I am also sure that there’s a scientific explanation as to why the lovely bubbles quench thirst better – especially given that per glass, there has to be lesser water in a glass of sparkling water than a glass of still water, but still for once, I don’t care about the science … life, it turns out isn’t about glass-half-full or glass-half-empty, it’s about glass-full-of-göödles of bööbles … wheee!

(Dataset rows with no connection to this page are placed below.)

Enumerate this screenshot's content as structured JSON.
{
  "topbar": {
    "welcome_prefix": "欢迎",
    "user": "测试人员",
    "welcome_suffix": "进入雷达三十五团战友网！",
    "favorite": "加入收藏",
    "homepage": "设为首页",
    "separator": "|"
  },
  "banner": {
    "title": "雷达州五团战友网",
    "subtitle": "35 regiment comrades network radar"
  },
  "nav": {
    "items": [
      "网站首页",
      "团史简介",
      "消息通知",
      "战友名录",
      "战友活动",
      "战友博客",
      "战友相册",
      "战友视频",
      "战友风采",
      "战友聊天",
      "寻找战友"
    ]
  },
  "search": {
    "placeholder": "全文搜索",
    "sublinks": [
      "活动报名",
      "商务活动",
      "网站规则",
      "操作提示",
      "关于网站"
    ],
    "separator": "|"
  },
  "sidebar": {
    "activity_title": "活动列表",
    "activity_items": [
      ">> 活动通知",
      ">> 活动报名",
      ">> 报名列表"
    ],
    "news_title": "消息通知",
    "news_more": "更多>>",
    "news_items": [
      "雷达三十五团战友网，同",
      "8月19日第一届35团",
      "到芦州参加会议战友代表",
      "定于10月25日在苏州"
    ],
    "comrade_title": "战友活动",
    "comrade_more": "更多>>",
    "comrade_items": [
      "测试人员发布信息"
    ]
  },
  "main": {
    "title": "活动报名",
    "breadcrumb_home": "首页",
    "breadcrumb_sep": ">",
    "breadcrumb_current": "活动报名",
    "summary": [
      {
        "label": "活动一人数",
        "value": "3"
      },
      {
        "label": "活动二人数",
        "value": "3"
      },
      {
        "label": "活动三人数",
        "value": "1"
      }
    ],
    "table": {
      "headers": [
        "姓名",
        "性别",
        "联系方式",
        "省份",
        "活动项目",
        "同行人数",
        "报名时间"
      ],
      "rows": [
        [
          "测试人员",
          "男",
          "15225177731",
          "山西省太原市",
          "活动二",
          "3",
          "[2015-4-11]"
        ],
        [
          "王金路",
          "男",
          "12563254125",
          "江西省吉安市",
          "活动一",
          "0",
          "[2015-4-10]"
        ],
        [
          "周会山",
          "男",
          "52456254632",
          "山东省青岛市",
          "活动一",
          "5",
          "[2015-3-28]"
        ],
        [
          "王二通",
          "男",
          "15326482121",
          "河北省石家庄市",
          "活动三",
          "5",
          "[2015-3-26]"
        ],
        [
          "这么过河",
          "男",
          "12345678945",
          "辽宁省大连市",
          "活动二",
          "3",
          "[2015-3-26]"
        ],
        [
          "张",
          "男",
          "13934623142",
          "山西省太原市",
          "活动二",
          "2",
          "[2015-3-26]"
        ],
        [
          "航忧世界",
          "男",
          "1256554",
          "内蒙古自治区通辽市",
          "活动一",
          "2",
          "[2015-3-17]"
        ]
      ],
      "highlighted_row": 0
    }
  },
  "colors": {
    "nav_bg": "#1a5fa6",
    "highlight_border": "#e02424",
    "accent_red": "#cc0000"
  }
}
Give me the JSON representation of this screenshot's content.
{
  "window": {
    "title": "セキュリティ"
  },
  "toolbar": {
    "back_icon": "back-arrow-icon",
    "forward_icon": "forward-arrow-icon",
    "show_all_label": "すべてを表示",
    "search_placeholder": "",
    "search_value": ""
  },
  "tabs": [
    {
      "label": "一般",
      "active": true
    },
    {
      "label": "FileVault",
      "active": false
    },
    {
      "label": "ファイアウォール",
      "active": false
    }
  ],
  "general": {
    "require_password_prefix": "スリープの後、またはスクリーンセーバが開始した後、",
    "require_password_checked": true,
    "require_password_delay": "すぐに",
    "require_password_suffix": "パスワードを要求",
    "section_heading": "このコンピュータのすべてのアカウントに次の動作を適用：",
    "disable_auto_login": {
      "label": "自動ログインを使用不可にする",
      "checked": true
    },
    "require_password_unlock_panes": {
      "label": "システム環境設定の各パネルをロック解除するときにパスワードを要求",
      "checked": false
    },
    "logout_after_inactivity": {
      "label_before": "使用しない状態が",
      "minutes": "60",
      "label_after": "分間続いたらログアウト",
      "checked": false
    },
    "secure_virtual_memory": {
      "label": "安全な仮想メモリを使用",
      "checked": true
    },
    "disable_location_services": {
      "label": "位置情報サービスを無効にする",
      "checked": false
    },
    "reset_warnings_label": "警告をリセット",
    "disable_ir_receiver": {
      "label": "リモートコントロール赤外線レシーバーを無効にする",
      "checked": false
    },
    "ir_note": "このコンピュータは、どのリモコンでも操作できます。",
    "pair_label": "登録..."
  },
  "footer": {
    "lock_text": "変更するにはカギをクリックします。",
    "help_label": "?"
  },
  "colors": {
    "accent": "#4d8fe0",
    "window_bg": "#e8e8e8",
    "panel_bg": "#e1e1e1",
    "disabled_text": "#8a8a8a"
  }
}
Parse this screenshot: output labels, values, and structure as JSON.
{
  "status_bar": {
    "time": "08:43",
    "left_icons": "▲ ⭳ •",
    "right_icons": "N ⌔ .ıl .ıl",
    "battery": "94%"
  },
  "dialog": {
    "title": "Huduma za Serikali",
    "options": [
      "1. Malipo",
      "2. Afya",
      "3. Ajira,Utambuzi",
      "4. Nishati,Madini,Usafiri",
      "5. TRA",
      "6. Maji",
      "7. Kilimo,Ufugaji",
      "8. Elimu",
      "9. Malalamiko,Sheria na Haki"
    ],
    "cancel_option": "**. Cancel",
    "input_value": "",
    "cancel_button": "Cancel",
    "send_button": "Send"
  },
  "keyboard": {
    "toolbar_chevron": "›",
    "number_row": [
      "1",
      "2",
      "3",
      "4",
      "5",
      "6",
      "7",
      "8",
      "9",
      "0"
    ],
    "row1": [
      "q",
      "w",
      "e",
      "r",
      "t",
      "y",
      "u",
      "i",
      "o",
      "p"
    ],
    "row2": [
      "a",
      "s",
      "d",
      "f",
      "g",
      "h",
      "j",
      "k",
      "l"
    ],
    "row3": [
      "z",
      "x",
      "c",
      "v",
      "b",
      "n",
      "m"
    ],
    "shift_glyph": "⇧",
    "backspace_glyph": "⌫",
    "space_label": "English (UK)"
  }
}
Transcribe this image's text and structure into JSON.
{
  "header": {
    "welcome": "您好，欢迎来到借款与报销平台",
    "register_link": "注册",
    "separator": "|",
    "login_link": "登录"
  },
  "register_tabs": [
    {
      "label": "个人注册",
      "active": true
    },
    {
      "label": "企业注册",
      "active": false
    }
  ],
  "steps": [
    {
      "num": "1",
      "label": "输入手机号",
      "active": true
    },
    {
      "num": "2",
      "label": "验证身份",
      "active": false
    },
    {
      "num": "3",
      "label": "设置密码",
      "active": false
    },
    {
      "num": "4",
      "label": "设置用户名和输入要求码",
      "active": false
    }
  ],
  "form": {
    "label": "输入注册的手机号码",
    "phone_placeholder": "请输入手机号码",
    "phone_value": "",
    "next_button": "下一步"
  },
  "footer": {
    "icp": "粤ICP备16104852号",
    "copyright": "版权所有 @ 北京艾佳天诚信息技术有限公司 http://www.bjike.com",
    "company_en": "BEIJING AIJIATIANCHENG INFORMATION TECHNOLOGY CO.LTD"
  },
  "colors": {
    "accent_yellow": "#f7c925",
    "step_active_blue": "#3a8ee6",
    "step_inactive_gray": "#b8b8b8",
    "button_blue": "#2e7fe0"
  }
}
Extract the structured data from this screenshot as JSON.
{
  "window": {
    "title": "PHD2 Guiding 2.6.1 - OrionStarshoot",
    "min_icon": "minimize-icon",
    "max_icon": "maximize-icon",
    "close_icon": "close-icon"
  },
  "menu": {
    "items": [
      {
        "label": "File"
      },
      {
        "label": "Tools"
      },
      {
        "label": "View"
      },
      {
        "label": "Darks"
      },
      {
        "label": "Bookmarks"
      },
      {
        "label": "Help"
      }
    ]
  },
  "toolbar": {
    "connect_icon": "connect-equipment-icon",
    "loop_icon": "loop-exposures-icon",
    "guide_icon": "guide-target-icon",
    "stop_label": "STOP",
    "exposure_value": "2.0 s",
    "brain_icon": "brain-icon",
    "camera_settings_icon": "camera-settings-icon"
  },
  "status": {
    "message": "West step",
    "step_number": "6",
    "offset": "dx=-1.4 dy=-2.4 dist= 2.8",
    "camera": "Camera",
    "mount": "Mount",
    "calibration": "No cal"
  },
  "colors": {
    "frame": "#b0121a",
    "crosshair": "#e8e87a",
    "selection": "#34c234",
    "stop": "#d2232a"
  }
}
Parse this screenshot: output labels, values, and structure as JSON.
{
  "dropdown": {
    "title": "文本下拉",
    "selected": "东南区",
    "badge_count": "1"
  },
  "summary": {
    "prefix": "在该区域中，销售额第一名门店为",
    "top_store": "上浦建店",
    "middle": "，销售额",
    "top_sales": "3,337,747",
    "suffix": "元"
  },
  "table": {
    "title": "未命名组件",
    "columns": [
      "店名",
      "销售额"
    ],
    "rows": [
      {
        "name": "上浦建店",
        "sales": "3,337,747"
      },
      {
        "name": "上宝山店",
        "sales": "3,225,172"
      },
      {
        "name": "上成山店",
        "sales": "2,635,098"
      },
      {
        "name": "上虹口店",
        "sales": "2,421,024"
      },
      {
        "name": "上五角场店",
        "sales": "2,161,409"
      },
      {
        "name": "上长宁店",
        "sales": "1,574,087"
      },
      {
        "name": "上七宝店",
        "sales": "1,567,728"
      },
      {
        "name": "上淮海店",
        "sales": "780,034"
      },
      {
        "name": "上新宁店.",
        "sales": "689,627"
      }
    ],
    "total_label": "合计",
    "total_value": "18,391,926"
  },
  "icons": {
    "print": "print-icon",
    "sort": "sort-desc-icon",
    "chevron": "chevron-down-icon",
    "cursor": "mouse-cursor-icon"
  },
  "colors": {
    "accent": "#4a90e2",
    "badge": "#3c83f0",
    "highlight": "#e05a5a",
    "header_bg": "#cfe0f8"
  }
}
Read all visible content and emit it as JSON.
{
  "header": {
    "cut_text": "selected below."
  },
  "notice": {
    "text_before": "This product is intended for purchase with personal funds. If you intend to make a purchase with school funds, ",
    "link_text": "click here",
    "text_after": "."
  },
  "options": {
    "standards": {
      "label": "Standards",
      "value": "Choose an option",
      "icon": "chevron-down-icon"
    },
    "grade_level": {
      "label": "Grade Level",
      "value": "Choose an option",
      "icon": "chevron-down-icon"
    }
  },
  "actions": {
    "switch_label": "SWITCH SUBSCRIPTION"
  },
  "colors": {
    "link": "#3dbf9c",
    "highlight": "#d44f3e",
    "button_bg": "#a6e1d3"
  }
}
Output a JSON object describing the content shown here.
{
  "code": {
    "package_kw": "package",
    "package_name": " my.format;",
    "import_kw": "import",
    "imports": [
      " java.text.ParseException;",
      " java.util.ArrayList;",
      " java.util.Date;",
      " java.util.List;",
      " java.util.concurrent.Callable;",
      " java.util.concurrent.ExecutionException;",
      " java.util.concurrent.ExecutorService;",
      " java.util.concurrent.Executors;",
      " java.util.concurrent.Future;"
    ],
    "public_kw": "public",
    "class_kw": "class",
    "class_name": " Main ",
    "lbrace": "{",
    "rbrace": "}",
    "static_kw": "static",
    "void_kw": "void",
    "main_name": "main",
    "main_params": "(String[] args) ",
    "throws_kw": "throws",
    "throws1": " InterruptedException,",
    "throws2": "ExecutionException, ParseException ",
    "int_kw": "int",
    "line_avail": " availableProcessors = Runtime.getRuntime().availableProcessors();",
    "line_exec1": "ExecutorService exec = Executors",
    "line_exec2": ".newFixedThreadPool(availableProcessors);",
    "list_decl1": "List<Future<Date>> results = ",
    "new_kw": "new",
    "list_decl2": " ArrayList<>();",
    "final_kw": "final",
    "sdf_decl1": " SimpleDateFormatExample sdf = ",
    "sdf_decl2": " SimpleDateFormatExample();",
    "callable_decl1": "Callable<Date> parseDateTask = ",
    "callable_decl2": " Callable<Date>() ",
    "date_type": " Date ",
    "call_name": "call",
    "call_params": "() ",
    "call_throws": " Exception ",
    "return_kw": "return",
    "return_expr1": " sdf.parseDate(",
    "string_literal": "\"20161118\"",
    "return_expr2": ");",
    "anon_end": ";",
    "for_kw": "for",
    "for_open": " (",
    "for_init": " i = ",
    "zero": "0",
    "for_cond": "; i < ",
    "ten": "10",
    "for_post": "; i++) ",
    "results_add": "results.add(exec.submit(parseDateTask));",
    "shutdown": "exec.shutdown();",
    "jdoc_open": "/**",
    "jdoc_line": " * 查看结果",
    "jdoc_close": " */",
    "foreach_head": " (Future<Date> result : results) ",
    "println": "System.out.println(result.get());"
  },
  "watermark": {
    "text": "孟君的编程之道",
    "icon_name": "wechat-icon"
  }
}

‘Therapy is extremely expensive. Popping bubble wrap is radically cheap.’ - Jimmy Buffett
Side note: I am cheap, and so my default mode is to turn down services, but at this same Taj, I also discovered for the first time what a turndown service actually is. I knew of this word (I am not that much of a rube), but I had never really given it a second thought, and honestly if I hadn’t been staying with a friend who is much more accustomed to life’s luxuries, I would’ve (fearfully) turned down the turndown services as well, and well, what a voluminous shame that would’ve been.
Escher |
In my minimalist apartment, I remove things with abandon, but add things only after much consideration. I even refrained from buying a magnet on this trip because I think my refrigerator is too crowded … and yet, I returned with a largish poster of an MC Escher exhibit that I very accidentally ran into in Rome. And that’s the thing about Europe – things like this happen all the time. You can just accidentally run into a world-class exhibit, or an insanely beautiful park, or a well-preserved-not-spat-on relic from the past … even when you aren’t looking. It’s almost unfair!
‘Are you sure a floor can’t also be a ceiling?’ – MC Escher
Some of MC Escher’s mind-bending, paradoxical art:
Back |
And now I am back to drinking still water in Mumbai … a very un-still city if I may add. And as much as I miss the bubbly waters of Europe, and the indulgent turndown services, it’s nevertheless nice to be back, because at the end of it all, I am just a boring homebody who likes to spend my days sitting on my gray sofa in my gray study gazing at the gray Arabian Sea … which to my astonishment! had an entirely new addition in the ten days that I was away – suddenly, a rather cute half-loop of a blue bridge had arisen on the horizon. In my jet lag, at first I thought it was an apparition, but found out after some frantic googling that it was in fact a new bridge, and that it went by the refreshingly literal name of ‘the connector’.
In the Indian flag, the orange and the green have come to represent Hindus and Muslims, and increasingly tenuously connecting the two is the blue Ashoka Chakra.
In these months of national elections, may the blue connectors hold steadfastly over still waters.